No joke: Blondes aren't dumb, national study refutes damaging stereotype
The "dumb blonde" stereotype is simply wrong, according to a new national study of young baby boomers.
The study of 10,878 Americans found that white women who said their natural hair color was blonde had an average IQ score within 3 points of brunettes and those with red or black hair.
While jokes about blondes may seem harmless to some, it can have real-world implications, said Jay Zagorsky, author of the study and a research scientist at The Ohio State University.
"Research shows that stereotypes often have an impact on hiring, promotions and other social experiences," Zagorsky said.
"This study provides compelling evidence that there shouldn't be any discrimination against blondes based on their intelligence."
The study found that the average IQ of blondes was actually slightly higher than those with other hair colors, but that finding isn't statistically significant, said Zagorsky, who works in the university's Center for Human Resource Research (CHRR).
"I don't think you can say with certainty that blondes are smarter than others, but you can definitely say they are not any dumber."
The results for blond white men were similar - they also had IQs roughly equal to men with other hair colors.
The study was published last week in the journal Economics Bulletin.

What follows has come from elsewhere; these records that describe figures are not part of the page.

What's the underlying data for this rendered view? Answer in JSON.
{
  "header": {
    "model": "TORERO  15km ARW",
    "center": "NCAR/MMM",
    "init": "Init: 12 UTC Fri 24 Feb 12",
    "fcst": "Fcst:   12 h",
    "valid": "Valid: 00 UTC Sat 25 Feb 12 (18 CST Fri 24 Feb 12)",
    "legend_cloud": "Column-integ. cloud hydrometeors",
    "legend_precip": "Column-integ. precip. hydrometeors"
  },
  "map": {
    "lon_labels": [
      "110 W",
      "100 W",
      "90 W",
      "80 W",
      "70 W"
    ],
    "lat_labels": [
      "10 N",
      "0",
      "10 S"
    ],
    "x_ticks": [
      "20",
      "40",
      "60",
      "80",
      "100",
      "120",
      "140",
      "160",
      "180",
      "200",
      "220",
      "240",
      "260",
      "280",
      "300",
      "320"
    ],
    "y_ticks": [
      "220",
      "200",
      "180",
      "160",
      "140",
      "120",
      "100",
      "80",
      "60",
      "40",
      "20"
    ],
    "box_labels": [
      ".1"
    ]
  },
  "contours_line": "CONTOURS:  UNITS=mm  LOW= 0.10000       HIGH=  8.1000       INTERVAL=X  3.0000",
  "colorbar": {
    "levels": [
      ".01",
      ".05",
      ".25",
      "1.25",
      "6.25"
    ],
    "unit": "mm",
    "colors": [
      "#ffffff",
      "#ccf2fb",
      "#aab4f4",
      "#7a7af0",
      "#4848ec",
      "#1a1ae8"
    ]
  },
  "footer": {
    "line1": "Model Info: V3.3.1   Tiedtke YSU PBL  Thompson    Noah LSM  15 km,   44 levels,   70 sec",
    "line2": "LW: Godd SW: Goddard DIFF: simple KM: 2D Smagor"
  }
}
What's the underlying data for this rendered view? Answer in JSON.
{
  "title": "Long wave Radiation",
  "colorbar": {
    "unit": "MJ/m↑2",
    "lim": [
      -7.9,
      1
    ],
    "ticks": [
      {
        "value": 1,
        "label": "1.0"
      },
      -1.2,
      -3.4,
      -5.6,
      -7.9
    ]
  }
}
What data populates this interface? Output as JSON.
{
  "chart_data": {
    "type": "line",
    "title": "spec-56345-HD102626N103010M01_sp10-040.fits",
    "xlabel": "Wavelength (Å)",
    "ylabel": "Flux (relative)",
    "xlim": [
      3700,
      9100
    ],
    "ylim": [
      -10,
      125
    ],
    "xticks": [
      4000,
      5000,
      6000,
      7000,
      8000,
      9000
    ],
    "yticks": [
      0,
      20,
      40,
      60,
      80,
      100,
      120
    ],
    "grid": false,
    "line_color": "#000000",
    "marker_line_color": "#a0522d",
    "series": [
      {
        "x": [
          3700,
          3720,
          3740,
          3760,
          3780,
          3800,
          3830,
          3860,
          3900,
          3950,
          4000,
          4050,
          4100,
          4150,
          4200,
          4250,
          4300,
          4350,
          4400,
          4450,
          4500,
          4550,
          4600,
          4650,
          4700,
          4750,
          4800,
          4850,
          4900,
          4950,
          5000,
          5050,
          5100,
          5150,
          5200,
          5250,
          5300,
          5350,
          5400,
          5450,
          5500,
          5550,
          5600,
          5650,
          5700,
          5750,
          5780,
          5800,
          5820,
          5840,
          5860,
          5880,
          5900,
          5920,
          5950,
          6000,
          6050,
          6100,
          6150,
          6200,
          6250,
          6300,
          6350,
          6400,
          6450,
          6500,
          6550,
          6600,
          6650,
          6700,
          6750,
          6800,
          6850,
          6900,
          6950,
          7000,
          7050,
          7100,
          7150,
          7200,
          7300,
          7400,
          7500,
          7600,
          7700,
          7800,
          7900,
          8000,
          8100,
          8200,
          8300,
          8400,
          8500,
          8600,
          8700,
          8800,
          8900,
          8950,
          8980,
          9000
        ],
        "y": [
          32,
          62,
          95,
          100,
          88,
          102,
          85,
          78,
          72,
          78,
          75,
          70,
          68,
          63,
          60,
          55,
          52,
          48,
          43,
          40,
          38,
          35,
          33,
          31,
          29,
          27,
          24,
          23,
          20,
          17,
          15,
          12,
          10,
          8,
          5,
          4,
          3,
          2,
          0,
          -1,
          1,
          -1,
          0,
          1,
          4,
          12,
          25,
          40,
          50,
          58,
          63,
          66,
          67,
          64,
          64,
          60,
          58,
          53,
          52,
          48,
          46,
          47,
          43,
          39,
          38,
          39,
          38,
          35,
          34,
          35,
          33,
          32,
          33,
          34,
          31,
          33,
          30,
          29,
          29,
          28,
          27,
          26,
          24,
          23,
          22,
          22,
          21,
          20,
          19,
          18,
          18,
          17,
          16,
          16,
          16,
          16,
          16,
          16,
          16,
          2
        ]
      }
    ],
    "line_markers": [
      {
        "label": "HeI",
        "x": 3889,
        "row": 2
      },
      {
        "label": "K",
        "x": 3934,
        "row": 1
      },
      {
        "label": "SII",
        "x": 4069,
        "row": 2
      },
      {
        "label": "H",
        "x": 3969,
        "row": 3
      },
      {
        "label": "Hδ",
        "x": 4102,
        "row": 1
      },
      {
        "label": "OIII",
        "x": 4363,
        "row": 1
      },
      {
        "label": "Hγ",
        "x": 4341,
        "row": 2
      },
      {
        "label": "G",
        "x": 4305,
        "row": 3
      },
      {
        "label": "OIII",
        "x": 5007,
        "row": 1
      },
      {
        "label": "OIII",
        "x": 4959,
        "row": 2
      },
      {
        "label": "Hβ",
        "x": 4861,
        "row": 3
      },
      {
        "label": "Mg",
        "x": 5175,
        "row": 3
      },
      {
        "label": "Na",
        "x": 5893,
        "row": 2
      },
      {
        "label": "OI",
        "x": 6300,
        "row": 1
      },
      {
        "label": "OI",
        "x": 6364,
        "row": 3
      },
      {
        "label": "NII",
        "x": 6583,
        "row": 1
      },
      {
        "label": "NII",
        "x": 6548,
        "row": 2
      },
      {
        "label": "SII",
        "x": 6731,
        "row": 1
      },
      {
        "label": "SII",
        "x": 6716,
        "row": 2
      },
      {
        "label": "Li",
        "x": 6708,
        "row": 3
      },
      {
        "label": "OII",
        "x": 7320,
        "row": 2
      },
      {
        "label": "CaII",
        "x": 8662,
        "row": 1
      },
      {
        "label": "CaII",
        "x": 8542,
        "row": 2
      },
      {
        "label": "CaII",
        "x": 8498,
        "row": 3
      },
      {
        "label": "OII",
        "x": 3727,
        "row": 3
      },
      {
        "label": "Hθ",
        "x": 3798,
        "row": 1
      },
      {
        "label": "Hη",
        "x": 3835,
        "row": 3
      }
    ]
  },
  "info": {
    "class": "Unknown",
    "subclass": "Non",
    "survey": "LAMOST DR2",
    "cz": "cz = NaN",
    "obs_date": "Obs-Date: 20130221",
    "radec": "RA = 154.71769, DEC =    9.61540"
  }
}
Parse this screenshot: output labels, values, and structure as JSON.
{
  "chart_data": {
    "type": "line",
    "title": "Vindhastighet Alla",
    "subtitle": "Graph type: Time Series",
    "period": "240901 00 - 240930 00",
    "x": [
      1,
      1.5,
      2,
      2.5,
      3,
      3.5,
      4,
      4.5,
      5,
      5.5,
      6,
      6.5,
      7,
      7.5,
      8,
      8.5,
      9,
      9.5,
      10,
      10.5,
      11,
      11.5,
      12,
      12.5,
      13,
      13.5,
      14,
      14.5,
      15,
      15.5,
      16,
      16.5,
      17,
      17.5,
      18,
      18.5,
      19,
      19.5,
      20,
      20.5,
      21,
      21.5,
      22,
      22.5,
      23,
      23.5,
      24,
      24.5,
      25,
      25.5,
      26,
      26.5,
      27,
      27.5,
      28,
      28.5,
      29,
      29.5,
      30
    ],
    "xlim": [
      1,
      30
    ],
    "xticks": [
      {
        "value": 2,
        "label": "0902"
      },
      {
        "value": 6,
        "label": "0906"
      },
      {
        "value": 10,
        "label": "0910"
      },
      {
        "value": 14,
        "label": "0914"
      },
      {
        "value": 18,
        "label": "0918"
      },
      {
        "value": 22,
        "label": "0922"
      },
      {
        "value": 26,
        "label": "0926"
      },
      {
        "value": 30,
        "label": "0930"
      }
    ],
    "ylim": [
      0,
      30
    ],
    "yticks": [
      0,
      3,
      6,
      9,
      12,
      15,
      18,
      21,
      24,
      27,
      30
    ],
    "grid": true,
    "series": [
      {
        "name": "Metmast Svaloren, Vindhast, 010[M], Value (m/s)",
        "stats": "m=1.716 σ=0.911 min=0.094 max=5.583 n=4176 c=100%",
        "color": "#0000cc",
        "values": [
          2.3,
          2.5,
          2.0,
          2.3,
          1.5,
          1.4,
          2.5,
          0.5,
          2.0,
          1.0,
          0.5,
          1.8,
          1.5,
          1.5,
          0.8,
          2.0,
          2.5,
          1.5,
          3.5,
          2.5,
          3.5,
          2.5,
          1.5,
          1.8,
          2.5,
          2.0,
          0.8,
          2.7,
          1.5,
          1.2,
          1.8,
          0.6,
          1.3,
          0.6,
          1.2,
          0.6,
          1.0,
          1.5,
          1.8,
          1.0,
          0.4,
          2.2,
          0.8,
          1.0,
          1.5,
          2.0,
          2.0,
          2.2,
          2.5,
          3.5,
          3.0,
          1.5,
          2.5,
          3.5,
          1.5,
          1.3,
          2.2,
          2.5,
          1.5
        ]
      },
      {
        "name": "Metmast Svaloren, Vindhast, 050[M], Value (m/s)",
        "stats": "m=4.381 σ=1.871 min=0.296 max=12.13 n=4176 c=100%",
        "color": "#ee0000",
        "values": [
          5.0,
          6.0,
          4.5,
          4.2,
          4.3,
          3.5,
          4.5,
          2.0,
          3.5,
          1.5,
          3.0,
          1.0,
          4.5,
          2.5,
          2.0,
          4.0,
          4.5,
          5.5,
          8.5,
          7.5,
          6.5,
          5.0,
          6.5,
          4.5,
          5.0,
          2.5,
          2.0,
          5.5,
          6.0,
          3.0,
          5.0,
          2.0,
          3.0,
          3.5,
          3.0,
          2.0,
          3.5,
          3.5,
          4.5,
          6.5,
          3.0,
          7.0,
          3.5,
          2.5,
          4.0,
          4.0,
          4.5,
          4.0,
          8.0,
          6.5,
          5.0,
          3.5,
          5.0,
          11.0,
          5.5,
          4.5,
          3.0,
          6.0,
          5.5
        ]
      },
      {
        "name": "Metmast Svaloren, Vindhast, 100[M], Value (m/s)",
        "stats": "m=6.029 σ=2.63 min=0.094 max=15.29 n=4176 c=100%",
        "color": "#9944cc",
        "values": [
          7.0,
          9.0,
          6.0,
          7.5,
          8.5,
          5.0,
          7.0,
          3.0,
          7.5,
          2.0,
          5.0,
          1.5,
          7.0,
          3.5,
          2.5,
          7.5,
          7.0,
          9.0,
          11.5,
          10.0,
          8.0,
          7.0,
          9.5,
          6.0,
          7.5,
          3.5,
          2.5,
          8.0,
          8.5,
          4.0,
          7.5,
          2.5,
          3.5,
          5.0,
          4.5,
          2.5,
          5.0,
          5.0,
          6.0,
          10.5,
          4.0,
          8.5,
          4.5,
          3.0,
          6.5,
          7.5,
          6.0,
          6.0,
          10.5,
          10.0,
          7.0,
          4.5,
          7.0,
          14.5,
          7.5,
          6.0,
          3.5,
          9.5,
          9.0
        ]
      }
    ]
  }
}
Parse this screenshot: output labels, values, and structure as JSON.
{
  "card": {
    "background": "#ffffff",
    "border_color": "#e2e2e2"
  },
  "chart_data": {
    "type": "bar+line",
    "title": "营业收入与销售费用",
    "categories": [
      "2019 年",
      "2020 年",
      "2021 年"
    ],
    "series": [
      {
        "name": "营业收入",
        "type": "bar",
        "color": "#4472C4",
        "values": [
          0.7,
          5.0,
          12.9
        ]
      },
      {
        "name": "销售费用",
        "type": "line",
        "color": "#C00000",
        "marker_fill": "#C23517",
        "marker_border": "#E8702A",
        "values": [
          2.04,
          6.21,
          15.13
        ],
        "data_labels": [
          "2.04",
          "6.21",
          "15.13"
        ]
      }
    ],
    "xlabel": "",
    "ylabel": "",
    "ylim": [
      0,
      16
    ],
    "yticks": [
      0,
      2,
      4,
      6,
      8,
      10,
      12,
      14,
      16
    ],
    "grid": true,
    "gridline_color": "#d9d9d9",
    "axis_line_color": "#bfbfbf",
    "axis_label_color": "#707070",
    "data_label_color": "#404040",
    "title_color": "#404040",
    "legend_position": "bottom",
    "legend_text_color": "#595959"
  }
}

Data from the study came from the National Longitudinal Survey of Youth 1979 (NLSY79), a national survey of people who were between 14 and 21 years old when they were first interviewed in 1979.
The NLSY79 is conducted by CHRR for the U.S. Bureau of Labor Statistics.
In 1980, participants in the NLSY79 took the Armed Forces Qualification Test, or AFQT, which is used by the Pentagon to determine the intelligence of all recruits. The overall AFQT score is based on word knowledge, paragraph comprehension, math knowledge and arithmetic reasoning.
In 1985, all participants were asked, "What is your natural hair color?"
To eliminate any bias in the IQ tests caused by ethnic and racial differences, Zagorsky dropped all African Americans and Hispanics from the analysis.
The resulting findings showed that blonde-haired white women had an average IQ of 103.2, compared to 102.7 for those with brown hair, 101.2 for those with red hair and 100.5 for those with black hair.
Blonde women were slightly more likely to be in the highest IQ category than those with other hair colors, and slightly less likely to be in the lowest IQ category.
The study can't say whether there are any genetic relationships between hair color and intelligence, but Zagorsky did find one fact that could at least partially explain why blondes showed slightly higher intelligence: They grew up in homes with more reading material than did those with any other hair color.
"If blondes have any slight advantage, it may simply be that they were more likely to grow up in homes with more intellectual stimulation," he said.
Zagorsky noted that more women than expected in the NLSY79 reported that they were blonde. In the survey, 20.7 percent of white women reported being blonde, compared to only 17.1 percent of men. Assuming that hair color is not related to gender and that men were less likely to color their hair, Zagorsky said the results suggest that about 3.5 percent of women reported their natural hair color as blonde when it was not.
Zagorsky said he couldn't say for sure how that may have affected the results, but he said the major finding was almost certainly still true: Blondes could hold their own intellectually with those of any other hair color.